One of Canada's leading experts on asbestos says the province should aggressively search for former employees of a WR Grace vermiculite processing plant in Winnipeg to warn them of health hazards they faced on the job.

Several former employees of WR Grace in the United States have died from asbestos-related illnesses from working in the company's Libby, Montana mine and in processing plants across the country. Others in the U.S. are suing the company after becoming ill from asbestos exposure.

Seven WR Grace executives have been indicted for allegedly trying to conceal that its products were contaminated with asbestos, which has led to a call in Canada for the government to take responsibility for workers here.

Jim Brophy, head of the Occupational Health Clinic for Ontario Workers in Sarnia, has been tracking asbestos-related illnesses related to WR Grace across the country.

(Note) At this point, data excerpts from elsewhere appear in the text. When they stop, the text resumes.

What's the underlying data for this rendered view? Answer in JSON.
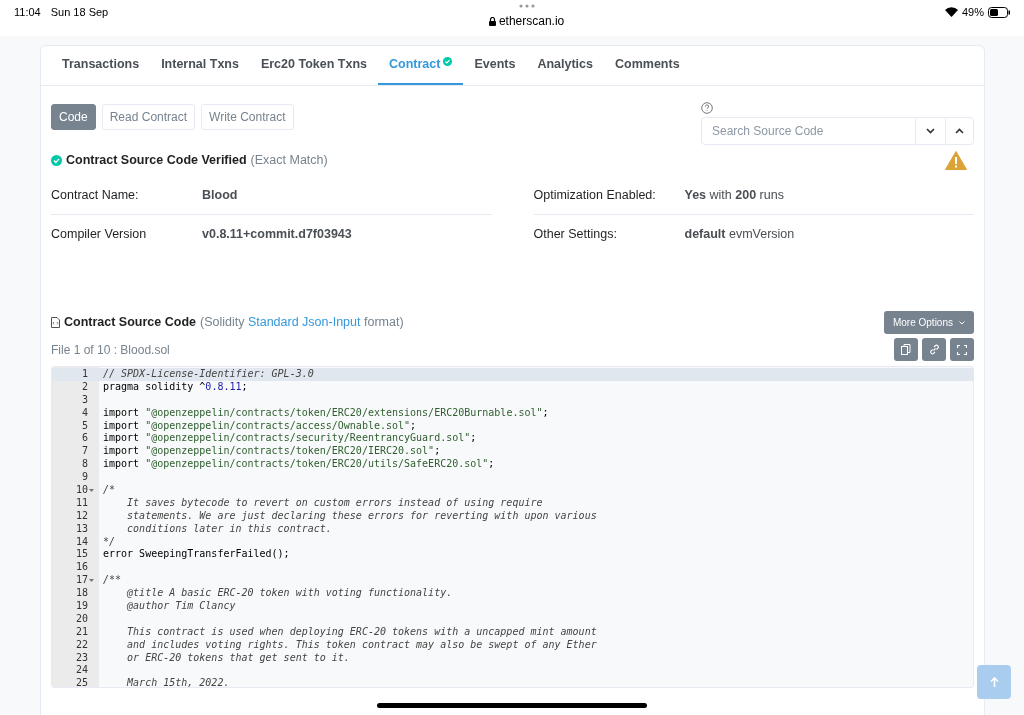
{
  "status_bar": {
    "time": "11:04",
    "date": "Sun 18 Sep",
    "url": "etherscan.io",
    "battery": "49%"
  },
  "tabs": [
    {
      "label": "Transactions",
      "selected": false,
      "verified": false
    },
    {
      "label": "Internal Txns",
      "selected": false,
      "verified": false
    },
    {
      "label": "Erc20 Token Txns",
      "selected": false,
      "verified": false
    },
    {
      "label": "Contract",
      "selected": true,
      "verified": true
    },
    {
      "label": "Events",
      "selected": false,
      "verified": false
    },
    {
      "label": "Analytics",
      "selected": false,
      "verified": false
    },
    {
      "label": "Comments",
      "selected": false,
      "verified": false
    }
  ],
  "subtabs": [
    {
      "label": "Code",
      "selected": true
    },
    {
      "label": "Read Contract",
      "selected": false
    },
    {
      "label": "Write Contract",
      "selected": false
    }
  ],
  "search": {
    "placeholder": "Search Source Code"
  },
  "verified": {
    "title": "Contract Source Code Verified",
    "note": "(Exact Match)"
  },
  "details": [
    {
      "label": "Contract Name:",
      "value": "**Blood**"
    },
    {
      "label": "Optimization Enabled:",
      "value": "**Yes** with **200** runs"
    },
    {
      "label": "Compiler Version",
      "value": "**v0.8.11+commit.d7f03943**"
    },
    {
      "label": "Other Settings:",
      "value": "**default** evmVersion"
    }
  ],
  "source": {
    "title": "Contract Source Code",
    "pre": "(Solidity",
    "link": "Standard Json-Input",
    "post": "format)",
    "file": "File 1 of 10 : Blood.sol",
    "more_options": "More Options"
  },
  "code": [
    {
      "number": "1",
      "fold": false,
      "highlighted": true,
      "segments": [
        {
          "kind": "comment",
          "text": "// SPDX-License-Identifier: GPL-3.0"
        }
      ]
    },
    {
      "number": "2",
      "fold": false,
      "highlighted": false,
      "segments": [
        {
          "kind": "plain",
          "text": "pragma solidity ^"
        },
        {
          "kind": "number",
          "text": "0.8.11"
        },
        {
          "kind": "plain",
          "text": ";"
        }
      ]
    },
    {
      "number": "3",
      "fold": false,
      "highlighted": false
    },
    {
      "number": "4",
      "fold": false,
      "highlighted": false,
      "segments": [
        {
          "kind": "plain",
          "text": "import "
        },
        {
          "kind": "string",
          "text": "\"@openzeppelin/contracts/token/ERC20/extensions/ERC20Burnable.sol\""
        },
        {
          "kind": "plain",
          "text": ";"
        }
      ]
    },
    {
      "number": "5",
      "fold": false,
      "highlighted": false,
      "segments": [
        {
          "kind": "plain",
          "text": "import "
        },
        {
          "kind": "string",
          "text": "\"@openzeppelin/contracts/access/Ownable.sol\""
        },
        {
          "kind": "plain",
          "text": ";"
        }
      ]
    },
    {
      "number": "6",
      "fold": false,
      "highlighted": false,
      "segments": [
        {
          "kind": "plain",
          "text": "import "
        },
        {
          "kind": "string",
          "text": "\"@openzeppelin/contracts/security/ReentrancyGuard.sol\""
        },
        {
          "kind": "plain",
          "text": ";"
        }
      ]
    },
    {
      "number": "7",
      "fold": false,
      "highlighted": false,
      "segments": [
        {
          "kind": "plain",
          "text": "import "
        },
        {
          "kind": "string",
          "text": "\"@openzeppelin/contracts/token/ERC20/IERC20.sol\""
        },
        {
          "kind": "plain",
          "text": ";"
        }
      ]
    },
    {
      "number": "8",
      "fold": false,
      "highlighted": false,
      "segments": [
        {
          "kind": "plain",
          "text": "import "
        },
        {
          "kind": "string",
          "text": "\"@openzeppelin/contracts/token/ERC20/utils/SafeERC20.sol\""
        },
        {
          "kind": "plain",
          "text": ";"
        }
      ]
    },
    {
      "number": "9",
      "fold": false,
      "highlighted": false
    },
    {
      "number": "10",
      "fold": true,
      "highlighted": false,
      "segments": [
        {
          "kind": "comment",
          "text": "/*"
        }
      ]
    },
    {
      "number": "11",
      "fold": false,
      "highlighted": false,
      "segments": [
        {
          "kind": "comment",
          "text": "    It saves bytecode to revert on custom errors instead of using require"
        }
      ]
    },
    {
      "number": "12",
      "fold": false,
      "highlighted": false,
      "segments": [
        {
          "kind": "comment",
          "text": "    statements. We are just declaring these errors for reverting with upon various"
        }
      ]
    },
    {
      "number": "13",
      "fold": false,
      "highlighted": false,
      "segments": [
        {
          "kind": "comment",
          "text": "    conditions later in this contract."
        }
      ]
    },
    {
      "number": "14",
      "fold": false,
      "highlighted": false,
      "segments": [
        {
          "kind": "comment",
          "text": "*/"
        }
      ]
    },
    {
      "number": "15",
      "fold": false,
      "highlighted": false,
      "segments": [
        {
          "kind": "plain",
          "text": "error SweepingTransferFailed();"
        }
      ]
    },
    {
      "number": "16",
      "fold": false,
      "highlighted": false
    },
    {
      "number": "17",
      "fold": true,
      "highlighted": false,
      "segments": [
        {
          "kind": "comment",
          "text": "/**"
        }
      ]
    },
    {
      "number": "18",
      "fold": false,
      "highlighted": false,
      "segments": [
        {
          "kind": "comment",
          "text": "    @title A basic ERC-20 token with voting functionality."
        }
      ]
    },
    {
      "number": "19",
      "fold": false,
      "highlighted": false,
      "segments": [
        {
          "kind": "comment",
          "text": "    @author Tim Clancy"
        }
      ]
    },
    {
      "number": "20",
      "fold": false,
      "highlighted": false
    },
    {
      "number": "21",
      "fold": false,
      "highlighted": false,
      "segments": [
        {
          "kind": "comment",
          "text": "    This contract is used when deploying ERC-20 tokens with a uncapped mint amount"
        }
      ]
    },
    {
      "number": "22",
      "fold": false,
      "highlighted": false,
      "segments": [
        {
          "kind": "comment",
          "text": "    and includes voting rights. This token contract may also be swept of any Ether"
        }
      ]
    },
    {
      "number": "23",
      "fold": false,
      "highlighted": false,
      "segments": [
        {
          "kind": "comment",
          "text": "    or ERC-20 tokens that get sent to it."
        }
      ]
    },
    {
      "number": "24",
      "fold": false,
      "highlighted": false
    },
    {
      "number": "25",
      "fold": false,
      "highlighted": false,
      "segments": [
        {
          "kind": "comment",
          "text": "    March 15th, 2022."
        }
      ]
    }
  ]
}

Brophy has serious concerns about workers who were exposed to asbestos while employed at a WR Grace plant in Winnipeg.

The company has admitted it popped asbestos-laden vermiculite to make insulation here until the early 1990s. Brophy says Manitoba's Workers Compensation Board isn't taking the matter seriously enough.

"There should be a public notification that any workers that were employed at WR Grace in Manitoba from such and such a period, who developed certain respiratory diseases, should immediately notify the board," he says.

No search for workers planned

Dennis Nikkel, spokesman for Manitoba Workplace, Safety and Health, says – based on conversations with WR Grace and an inspection of its current plant – the province is confident Manitoba workers were protected.

"We have been in touch with the Workers Compensation Board here in Winnipeg and they have indicated to us that they have not received any claims from WR Grace employees," he says.

"Based on the information we have right now of how they were protecting their workers, and the fact that the compensation board hasn't received any claims – initially at least – we're fairly confident that workers were protected."

Brophy doesn't buy that argument. He says it's very likely workers never reported their illnesses to the compensation board. Brophy says workers didn't know much about how to handle asbestos thirty years ago, and he says their families may also have been exposed to asbestos fibres from clothing.

"It's almost certain that there are people that have developed these diseases. Some of them have died from them and some of them may still contract them," he says.

Nikkel admits the province has no idea how many people worked at the local WR Grace plant during the time it processed the contaminated vermiculite, but he says the province has no plans to search for former workers.

Nikkel says the province isn't planning any further action, although that may change if any new claims from former WR Grace employees are filed with the Workers Compensation Board.